Early-Twentieth-Century Frontier Dramas on Broadway

Early-Twentieth-Century Frontier Dramas on Broadway
Author :
Publisher : Springer
Total Pages : 451
Release :
ISBN-10 : 9780230119147
ISBN-13 : 023011914X
Rating : 4/5 (47 Downloads)

Synopsis Early-Twentieth-Century Frontier Dramas on Broadway by : R. Wattenberg

Frontier dramas were among the most popular and successful of early-twentieth-century Broadway type plays. The long runs of contemporary dramas not only indicate the popularity of these plays but also tell us that these plays offered views about the frontier that original audiences could and did embrace.

National Repository

National Repository
Author :
Publisher :
Total Pages : 1184
Release :
ISBN-10 : UOM:39015068281743
ISBN-13 :
Rating : 4/5 (43 Downloads)

Synopsis National Repository by :

Technics and Civilization

Technics and Civilization
Author :
Publisher : University of Chicago Press
Total Pages : 524
Release :
ISBN-10 : 9780226550275
ISBN-13 : 0226550273
Rating : 4/5 (75 Downloads)

Synopsis Technics and Civilization by : Lewis Mumford

Technics and Civilization first presented its compelling history of the machine and critical study of its effects on civilization in 1934—before television, the personal computer, and the Internet even appeared on our periphery. Drawing upon art, science, philosophy, and the history of culture, Lewis Mumford explained the origin of the machine age and traced its social results, asserting that the development of modern technology had its roots in the Middle Ages rather than the Industrial Revolution. Mumford sagely argued that it was the moral, economic, and political choices we made, not the machines that we used, that determined our then industrially driven economy. Equal parts powerful history and polemic criticism, Technics and Civilization was the first comprehensive attempt in English to portray the development of the machine age over the last thousand years—and to predict the pull the technological still holds over us today. “The questions posed in the first paragraph of Technics and Civilization still deserve our attention, nearly three quarters of a century after they were written.”—Journal of Technology and Culture

The Survey

The Survey
Author :
Publisher :
Total Pages : 636
Release :
ISBN-10 : UOM:39015027568503
ISBN-13 :
Rating : 4/5 (03 Downloads)

Synopsis The Survey by :

The Harbinger

The Harbinger
Author :
Publisher :
Total Pages : 428
Release :
ISBN-10 : CHI:17228225
ISBN-13 :
Rating : 4/5 (25 Downloads)

Synopsis The Harbinger by :

World of Our Fathers

World of Our Fathers
Author :
Publisher : Open Road Media
Total Pages : 798
Release :
ISBN-10 : 9781504047555
ISBN-13 : 1504047559
Rating : 4/5 (55 Downloads)

Synopsis World of Our Fathers by : Irving Howe

The National Book Award–winning, New York Times–bestselling history of Yiddish-speaking immigrants on the Lower East Side and beyond. In the late nineteenth and early twentieth centuries, two million Jewish immigrants poured into America, leaving places like Warsaw or the Russian shtetls to pass through Ellis Island and start over in the New World. This is a “brilliant” account of their stories (The New York Times). Though some moved on to Philadelphia, Chicago, and other points west, many of these new citizens settled in New York City, especially in Manhattan’s teeming tenements. Like others before and after, they struggled to hold on to the culture and community they brought from their homelands, all the while striving to escape oppression and find opportunity. They faced poverty and crime, but also experienced the excitement of freedom and previously unimaginable possibilities. Over the course of decades, from the 1880s to the 1920s, they were assimilated into the great melting pot as the Yiddish language slowly gave way to English; work was found in sweatshops; children were sent to both religious and secular schools; and, for the lucky ones, the American dream was attained—if not in the first generation, then by the second or third.
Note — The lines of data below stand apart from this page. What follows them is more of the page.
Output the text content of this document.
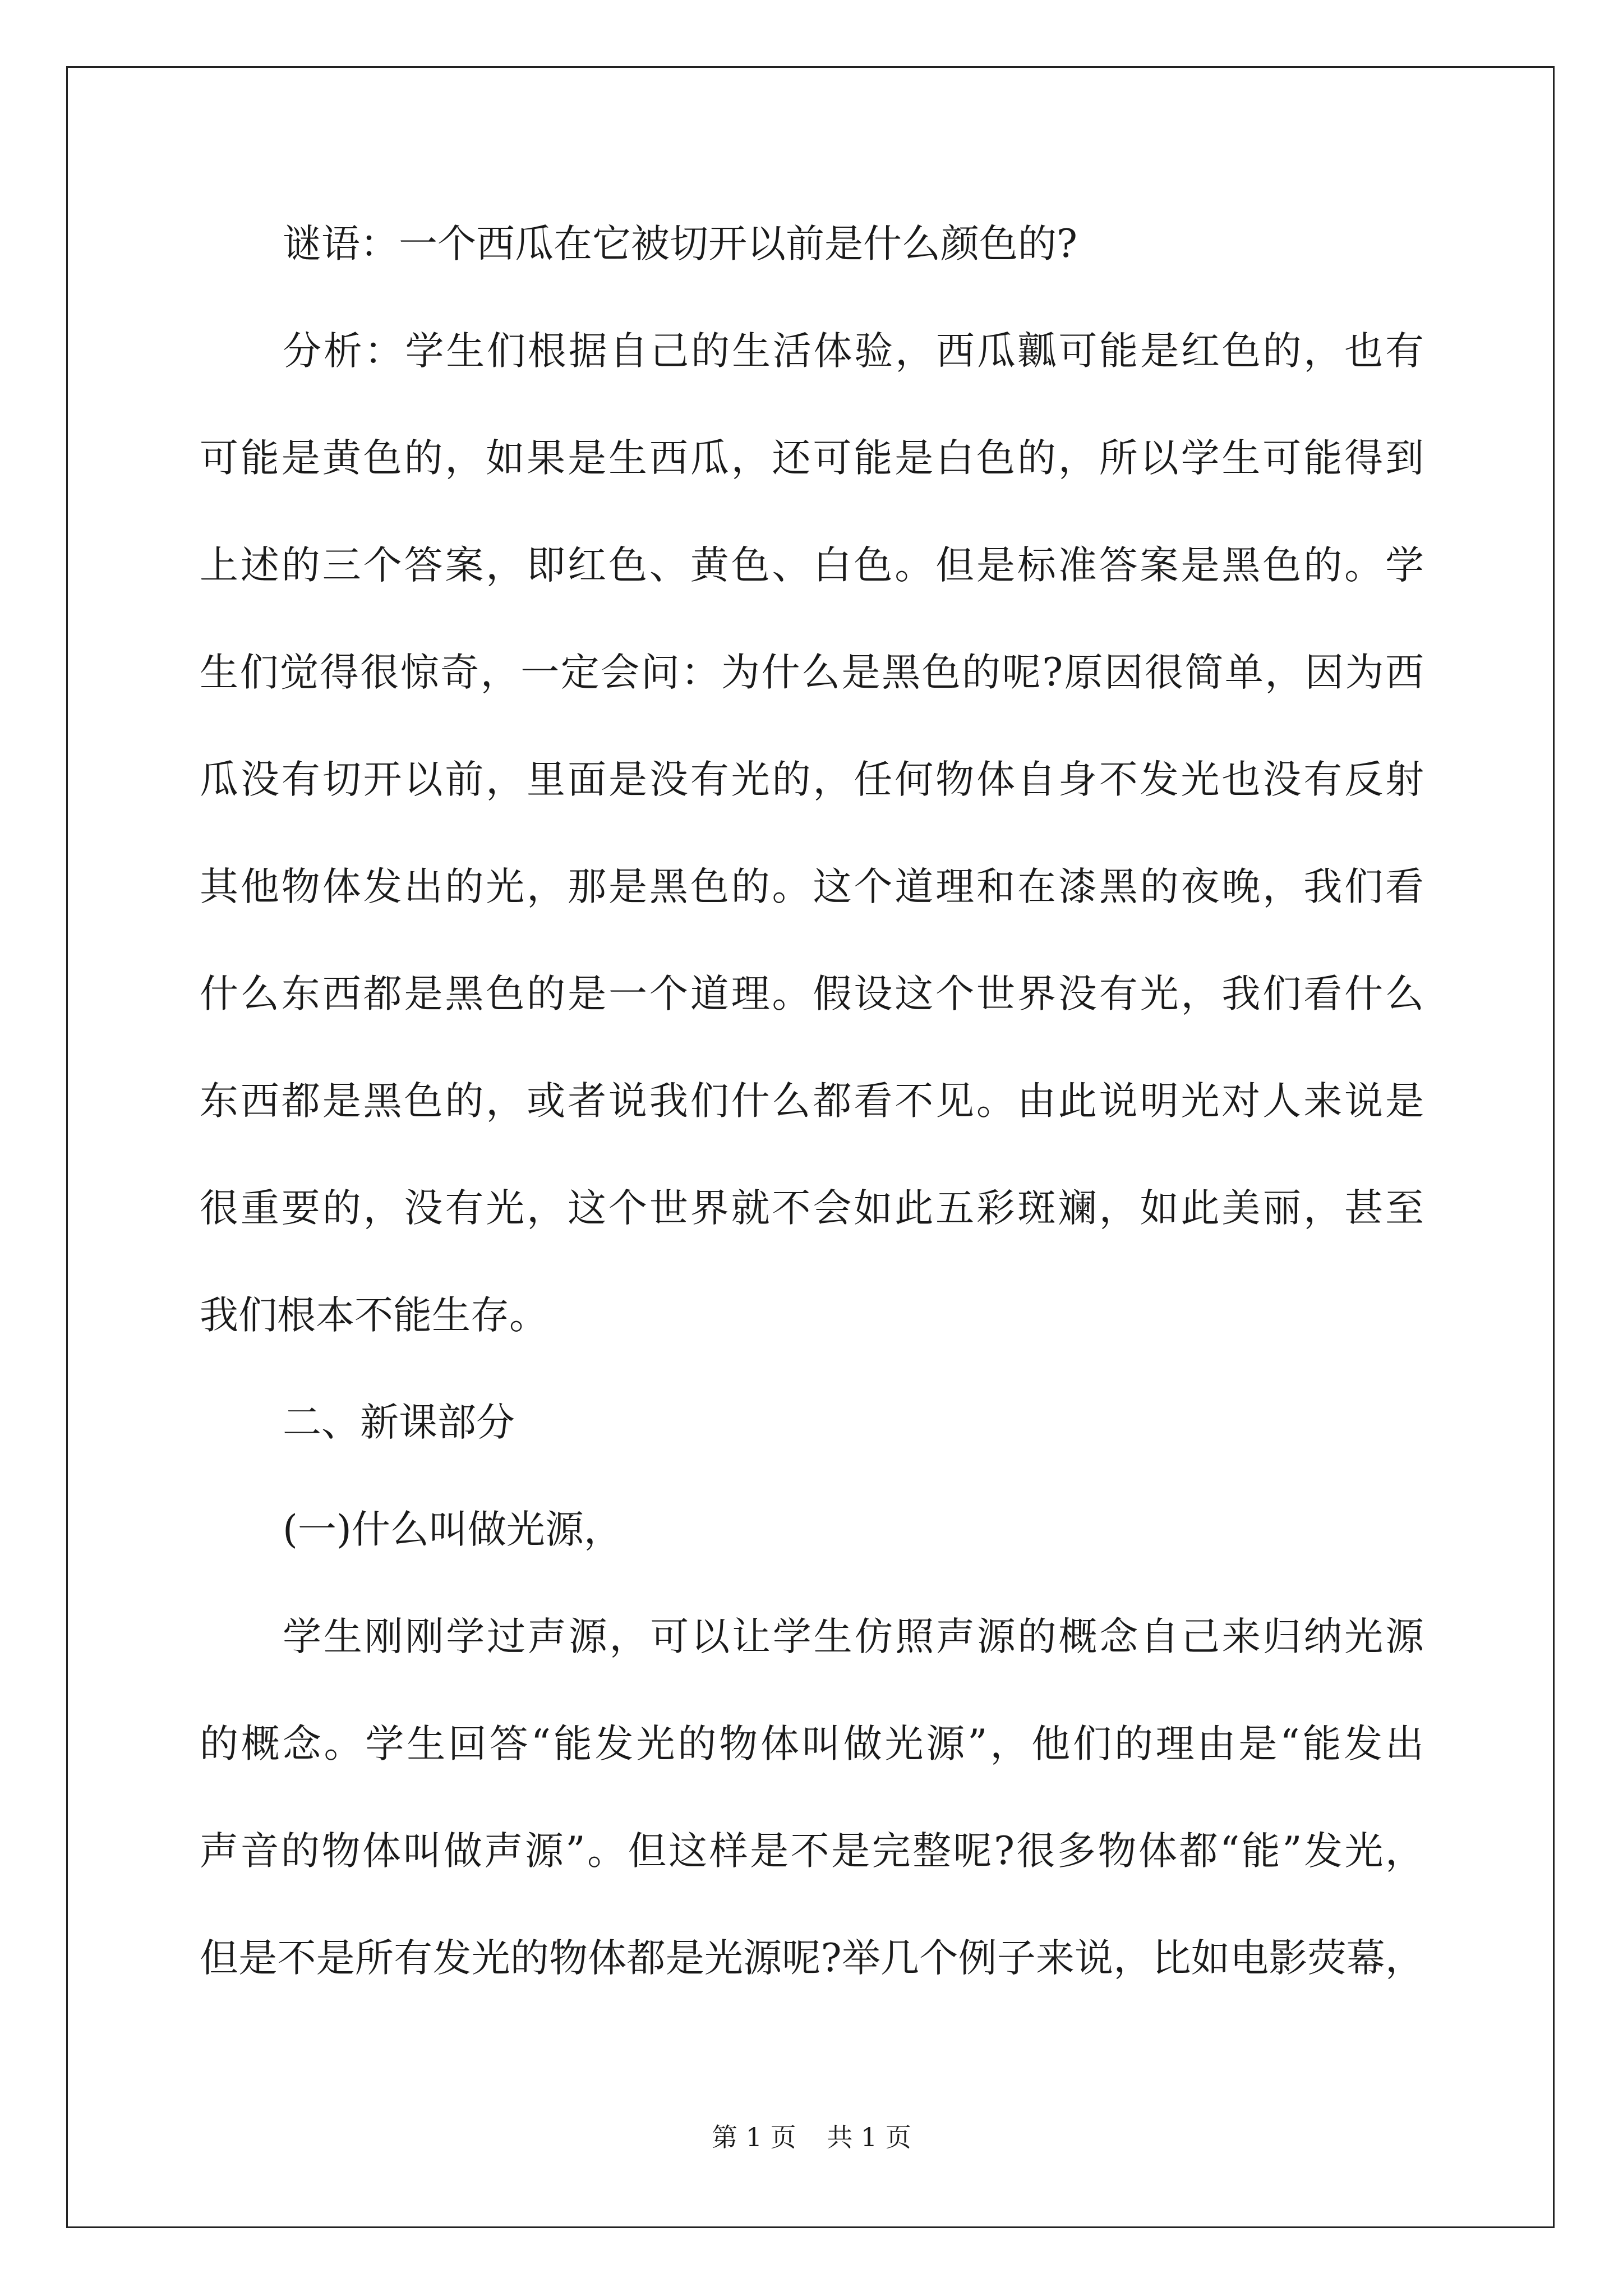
谜语：一个西瓜在它被切开以前是什么颜色的?
分析：学生们根据自己的生活体验，西瓜瓤可能是红色的，也有
可能是黄色的，如果是生西瓜，还可能是白色的，所以学生可能得到
上述的三个答案，即红色、黄色、白色。但是标准答案是黑色的。学
生们觉得很惊奇，一定会问：为什么是黑色的呢?原因很简单，因为西
瓜没有切开以前，里面是没有光的，任何物体自身不发光也没有反射
其他物体发出的光，那是黑色的。这个道理和在漆黑的夜晚，我们看
什么东西都是黑色的是一个道理。假设这个世界没有光，我们看什么
东西都是黑色的，或者说我们什么都看不见。由此说明光对人来说是
很重要的，没有光，这个世界就不会如此五彩斑斓，如此美丽，甚至
我们根本不能生存。
二、新课部分
(一)什么叫做光源，
学生刚刚学过声源，可以让学生仿照声源的概念自己来归纳光源
的概念。学生回答“能发光的物体叫做光源”，他们的理由是“能发出
声音的物体叫做声源”。但这样是不是完整呢?很多物体都“能”发光，
但是不是所有发光的物体都是光源呢?举几个例子来说，比如电影荧幕，
第 1 页 共 1 页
Nominated for a National Book Critics Circle Award, World of Our Fathers explores the many aspects of this time and place in history, from the political to the cultural. In this compelling American story, Irving Howe addresses everything from the story of socialism, the hardships of the ghetto, and the tragic Triangle Shirtwaist Factory fire that killed scores of garment workers to the “Borscht Belt” resorts of the Catskills in colorful and dramatic detail. Both meticulously researched and lively, it is “a stirring evocation of the adventure and trauma of migration” (Newsweek).